Another method to mitigate interference in the downlink of a cellular radio system is by transmission beamforming. In essence, in a multi-antenna system a base station may fine-tune the transmission of a downlink radio signal into a narrow beam in the direction of the intended receiver by mean of transmission precoding thereby reducing the interference caused to other mobile nodes in the cell coverage area.
ABS adopted in LTE Rel-10 to mitigate interference for cell-edge users, comprise Time-Domain Muting (TDM) patterns of data transmission in downlink subframes. The muting pattern of an aggressor cell (typically a macro base station) is signalled over the X2 interface to a neighbouring victim cell (typically pico base stations within the macro-cell coverage area), so that the latter can schedule mobile nodes suffering strong interference from the aggressor cell in ABS subframes of the aggressor cell. Mobile nodes in the coverage are of the victim cell are configured to perform channel quality (CSI) measurements in correspondence of ABS and non-ABS resources to enable the serving cell determine whether the mobile station is affected by strong interference from the aggressor cell. The TDM muting patterns and the scheduling decisions are independently determined by the aggressor cell and the victim cell respectively.

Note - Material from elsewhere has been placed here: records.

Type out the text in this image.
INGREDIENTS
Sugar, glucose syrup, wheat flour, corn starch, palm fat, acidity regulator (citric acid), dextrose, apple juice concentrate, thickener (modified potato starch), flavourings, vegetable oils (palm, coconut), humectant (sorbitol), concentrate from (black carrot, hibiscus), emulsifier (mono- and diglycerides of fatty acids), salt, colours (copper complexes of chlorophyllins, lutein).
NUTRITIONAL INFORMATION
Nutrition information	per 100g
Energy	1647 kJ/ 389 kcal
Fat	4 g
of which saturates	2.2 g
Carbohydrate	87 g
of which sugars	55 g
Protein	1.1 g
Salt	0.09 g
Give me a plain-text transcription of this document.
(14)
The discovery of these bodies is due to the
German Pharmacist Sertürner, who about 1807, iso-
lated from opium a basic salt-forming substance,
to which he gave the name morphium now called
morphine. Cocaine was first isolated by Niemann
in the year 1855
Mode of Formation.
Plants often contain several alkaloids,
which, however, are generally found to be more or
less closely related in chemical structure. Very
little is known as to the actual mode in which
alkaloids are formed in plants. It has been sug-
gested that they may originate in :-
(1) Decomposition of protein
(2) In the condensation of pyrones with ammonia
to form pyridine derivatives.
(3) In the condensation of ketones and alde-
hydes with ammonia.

According to another prior art solution a method is proposed for a mobile station to determine whether it is being interfered by a neighbouring cell. The method comprises the detection that an interference condition occurs when a quality of the neighbouring cell becomes better than a quality of the serving cell by a threshold or for a certain period. The method does not consider how the ABS patterns are created and the impact on such patterns on the user scheduling.
According to yet another prior art solution the concept of ABS is extended to transmission beam coordination. In particular, it provides a method for beam coordination between an aggressor base station and a victim base station, where the interference created by a beam transmitted by an aggressor base station is measured by mobile stations in the served area of a victim base station. Depending on the measured interference, a restriction of use of radio resources is determined for the aggressor base station, which is used by the victim base station to schedule users in restricted radio resources as in the ABS case. A mobile station in the victim cell reports which beams are deemed as interfering and eventually a corresponding channel quality measure. Based on this information, the victim cell performs a ranking of interfering beams and determines a scheduling of the served users based on muted/restricted resources signalled by an aggressor cell. The aggressor cell determines a restriction of usage of radio resources based on the ranking of interfering beams at the victim cell. Coordination is limited to the exchange of information among a victim and an aggressor base stations (namely, a ranking of interfering beams and restriction of resource use, respectively), whereas local decisions are taken at the victim and the aggressor base stations (related to ranking of interfering beams and scheduling of served user terminals and the restriction of usage of radio resources for ranked interfering beams, respectively) without coordination.